J’assume totalement les prises de position des auteurs. Même si c’est un peu réducteur de résumer ce dictionnaire aux thématiques les plus engagées. J’ai laissé les auteurs libres de rédiger soit une analyse formelle, soit un article plus subjectif. Et il y a vraiment de tout ! Des juristes, qui énumèrent tous les aspects d’un problème sans prendre parti, comme des chercheurs, qui livrent leur vision d’une situation, en affirmant leurs positions. C’est effectivement le cas pour «l’exclusion», mais aussi pour «l’école» ou encore pour le thème «marchés», rédigé par un jésuite. J’ai aussi sollicité des gens qui n’ont pas forcément les mêmes opinions que les miennes, mais dans l’ensemble, il y a beaucoup de positions que j’approuve. Je suis de gauche et je le revendique. Même dans mon travail. Je ne crois pas à la neutralité absolue du chercheur. On regarde tous le monde à travers nos opinions, notre expérience, mieux vaut le reconnaître ! C’est encore plus vrai lorsqu’on aborde des thèmes sensibles comme la violence. Affirmer qu’une situation est violente, c’est déjà un jugement.

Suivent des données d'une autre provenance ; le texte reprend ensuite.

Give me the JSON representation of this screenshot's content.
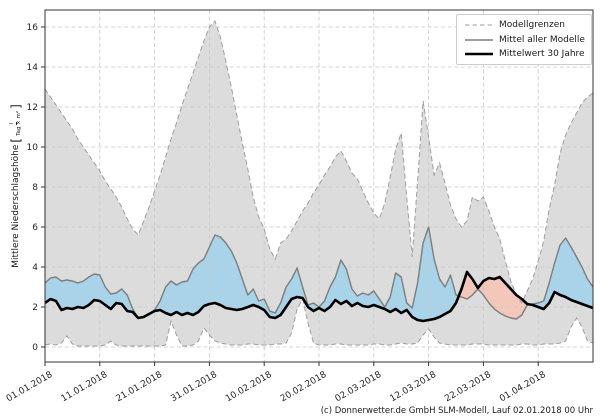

Quand le gouvernement évoque le «retour humanitaire des Roms», il masque justement la violence de l’expulsion, ce qui se joue réellement, pendant et après ce retour. C’est un choix de langage délibéré. L’expulsion est un bon exemple de violence cachée derrière des mots qui valent déni.

Il y aurait donc des violences dissimulées. Pourtant, nos sociétés affichent de plus en plus leur conscience des violences commises…

Oui, c’est assez paradoxal… Officiellement, tout le monde fait de grands discours contre la violence. En théorie, tout le monde accepte l’idée qu’il faut respecter l’être humain et prendre en compte la personne. En même temps, il y a une tendance très forte à effacer les gens, à nier leur singularité. Effacer l’autre, c’est la vraie définition de la violence. Or, qu’est-ce qu’on voit ? Des discours hypercompétitifs, à connotation managériale qui classent les gens en «winners» ou en «losers». La caricature, c’est l’idéal de la Rolex à 50 ans, mais cette conception s’est généralisée, elle s’impose aux individus. Il y a d’un côté ceux admirés parce qu’ils contrôlent tout, s’érigent en modèles, et les autres, déconsidérés parce qu’ils n’y parviennent pas. Ce discours inégalitaire marque un retour surprenant à l’état de nature, désormais culturalisé. Dans le dictionnaire, il y a deux longs articles consacrés à des thèmes qu’on n’associe pas d’habitude à la violence : «compétences» et «excellence». Pourtant, ces valeurs très prisées dans l’entreprise, génèrent aussi d’incroyables souffrances, des violences symboliques qui peuvent détruire les gens.

Vous décrivez et dénoncez le discours ultralibéral ?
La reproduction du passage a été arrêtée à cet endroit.